Si le logement n'est pas loué au moment du dépôt de
la déclaration des revenus de l'année d'achèvement
de l'immeuble ou de son acquisition si elle est postérieure, les
documents mentionnées n (149) sont joints
à la déclaration des revenus de l'année au cours de laquelle le bail est
signé.
151.
En cas de changement de locataire au cours de la période d'engagement
de location ou de la ou des périodes prorogées, le contribuable joint
sa déclaration des revenus de l'année au cours de laquelle le
changement est intervenu une copie du nouveau bail (C.G.I ann.

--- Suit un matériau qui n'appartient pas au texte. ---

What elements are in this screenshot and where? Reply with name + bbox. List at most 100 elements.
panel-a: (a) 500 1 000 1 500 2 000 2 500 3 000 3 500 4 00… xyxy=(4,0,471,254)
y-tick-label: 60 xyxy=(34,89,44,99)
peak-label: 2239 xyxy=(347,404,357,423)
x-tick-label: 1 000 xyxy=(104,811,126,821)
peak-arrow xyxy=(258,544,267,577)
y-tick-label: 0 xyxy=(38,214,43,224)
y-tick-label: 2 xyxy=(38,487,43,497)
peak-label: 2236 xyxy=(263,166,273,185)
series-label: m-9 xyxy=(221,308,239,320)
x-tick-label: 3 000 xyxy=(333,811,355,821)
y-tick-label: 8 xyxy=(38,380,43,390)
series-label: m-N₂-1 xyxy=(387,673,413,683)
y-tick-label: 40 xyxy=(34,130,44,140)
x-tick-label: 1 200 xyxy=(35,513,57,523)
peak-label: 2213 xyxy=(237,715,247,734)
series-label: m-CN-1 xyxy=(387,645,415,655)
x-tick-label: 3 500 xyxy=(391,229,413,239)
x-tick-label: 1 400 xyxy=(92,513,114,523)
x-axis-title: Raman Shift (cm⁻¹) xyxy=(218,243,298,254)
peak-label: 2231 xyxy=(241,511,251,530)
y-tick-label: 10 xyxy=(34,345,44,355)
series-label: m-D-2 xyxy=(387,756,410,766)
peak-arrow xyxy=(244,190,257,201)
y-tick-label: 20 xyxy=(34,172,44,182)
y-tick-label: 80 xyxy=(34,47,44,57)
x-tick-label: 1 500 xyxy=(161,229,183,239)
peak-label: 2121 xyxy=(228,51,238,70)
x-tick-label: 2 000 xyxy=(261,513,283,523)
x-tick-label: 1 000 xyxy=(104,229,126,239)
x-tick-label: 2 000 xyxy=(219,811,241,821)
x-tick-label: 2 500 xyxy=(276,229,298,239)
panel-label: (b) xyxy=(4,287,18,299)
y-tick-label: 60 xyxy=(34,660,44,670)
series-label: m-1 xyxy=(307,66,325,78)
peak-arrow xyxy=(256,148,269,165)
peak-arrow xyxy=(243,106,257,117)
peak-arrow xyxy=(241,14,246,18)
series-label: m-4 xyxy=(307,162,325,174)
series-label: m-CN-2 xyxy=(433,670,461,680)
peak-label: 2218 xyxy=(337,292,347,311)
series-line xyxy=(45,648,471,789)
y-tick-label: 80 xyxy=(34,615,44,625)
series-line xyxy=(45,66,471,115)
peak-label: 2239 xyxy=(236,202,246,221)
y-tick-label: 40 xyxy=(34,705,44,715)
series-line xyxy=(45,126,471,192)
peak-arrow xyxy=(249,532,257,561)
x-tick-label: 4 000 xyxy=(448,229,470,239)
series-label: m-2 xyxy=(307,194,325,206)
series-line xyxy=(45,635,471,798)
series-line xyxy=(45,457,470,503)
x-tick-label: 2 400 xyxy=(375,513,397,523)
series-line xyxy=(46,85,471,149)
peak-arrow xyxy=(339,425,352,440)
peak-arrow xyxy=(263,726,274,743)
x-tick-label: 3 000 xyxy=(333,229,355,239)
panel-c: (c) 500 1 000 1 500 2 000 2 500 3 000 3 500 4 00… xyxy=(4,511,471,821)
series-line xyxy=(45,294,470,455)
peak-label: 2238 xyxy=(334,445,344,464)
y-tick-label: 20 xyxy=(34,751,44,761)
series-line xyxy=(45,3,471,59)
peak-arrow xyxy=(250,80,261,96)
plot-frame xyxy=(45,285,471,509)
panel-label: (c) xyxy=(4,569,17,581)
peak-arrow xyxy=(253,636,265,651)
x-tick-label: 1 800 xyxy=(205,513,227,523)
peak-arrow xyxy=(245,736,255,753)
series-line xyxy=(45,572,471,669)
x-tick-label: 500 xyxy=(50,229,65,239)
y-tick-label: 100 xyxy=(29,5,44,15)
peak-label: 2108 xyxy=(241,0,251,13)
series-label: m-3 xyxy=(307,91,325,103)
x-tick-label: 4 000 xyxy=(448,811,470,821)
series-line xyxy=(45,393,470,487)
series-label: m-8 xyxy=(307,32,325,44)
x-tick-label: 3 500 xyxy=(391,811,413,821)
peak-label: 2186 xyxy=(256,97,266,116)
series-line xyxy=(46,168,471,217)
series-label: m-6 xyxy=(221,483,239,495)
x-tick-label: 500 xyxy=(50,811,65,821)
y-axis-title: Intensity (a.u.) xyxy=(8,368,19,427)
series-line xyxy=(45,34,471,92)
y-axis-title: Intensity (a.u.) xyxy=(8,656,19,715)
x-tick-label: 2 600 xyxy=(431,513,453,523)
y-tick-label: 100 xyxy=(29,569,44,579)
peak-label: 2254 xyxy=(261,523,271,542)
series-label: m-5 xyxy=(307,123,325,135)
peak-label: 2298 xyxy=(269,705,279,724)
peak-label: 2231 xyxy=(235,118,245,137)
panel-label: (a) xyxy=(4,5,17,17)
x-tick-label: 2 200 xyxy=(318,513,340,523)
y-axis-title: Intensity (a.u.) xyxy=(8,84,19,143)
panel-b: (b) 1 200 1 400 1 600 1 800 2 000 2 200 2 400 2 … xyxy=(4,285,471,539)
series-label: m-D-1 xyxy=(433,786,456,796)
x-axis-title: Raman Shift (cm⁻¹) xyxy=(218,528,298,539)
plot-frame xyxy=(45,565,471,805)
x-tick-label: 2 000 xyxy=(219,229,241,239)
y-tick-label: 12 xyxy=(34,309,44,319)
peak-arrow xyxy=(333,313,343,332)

III art.
2 quindecies A, IV).
152. Documents
à fournir pour certains types d'investissement.
Outre les documents
mentionnés n (149), les contribuables sont tenus de fournir :pour les immeubles que le contribuable
à fait construire, une
copie de la déclaration d'ouverture de chantier prévue
à l'article R 421-40 du Code de l'urbanisme et de la
déclaration d'achèvement des travaux, accompagnées
des pièces attestant de leur réception en mairie ;pour
les locaux que le contribuable transforme en logement, une copie de la
déclaration d'achèvement des travaux, accompagnée d'une pièce attestant de sa
réception en mairie et d'une note précisant la nature de l'affectation
précédente des locaux. Pour les logements que le contribuable acquiert en vue de les
réhabiliter, les états et attestations prévus n (139) ainsi que, lorsque ces
états sont requis, les états prévus aux articles L 1334-5 et L 1334-7 du Code de la
santé publique fournis par le vendeur lors de la promesse de vente ou
annexés à l'acte authentique de vente du logement (C.G.I ann. III art. 2 quindecies A, I).
153. L'article 2 du
décret du 19-12-2003 prévoit, par dérogation et pour les logements vétustes acquis en vue de les
réhabiliter entre le 3 avril 2003 et le 1er mars 2003, que le contribuable joint
à la déclaration des revenus de l'année d'achèvement des travaux les documents suivants:
une attestation sur l'honneur
décrivant l'état apparent du logement lors de son acquisition et certifiant l'absence de plusieurs
caractéristiques de la décence mentionnes au I de l'article 2 quindecies B de l'annexe III au C.G.I. l'état
descriptif du logement après la réalisation des travaux de
réhabilitation indiquant que ces travaux ont permis de donner au
logement et aux parties communes qui le desservent d'une part,
l'ensemble des caractéristiques d'un logement décent mentionnes au I de
l'article 2 quindecies B de l'annexe III au C.G.I et d'autre part que
l'ensemble des performances techniques mentionnes au II du même article
sont respectées et qu'au moins six d'entre elles ont été obtenues à la
suite des travaux de réhabilitation.
154. Locations déléguées. En cas de location déléguées(n (66 s), les contribuables doivent joindre leur
déclaration des revenus de l'année d'achèvement de l'immeuble ou de son acquisition si elle est
postérieure (C.G.I ann. III art. 2 sexdecies-0 A ter, 2).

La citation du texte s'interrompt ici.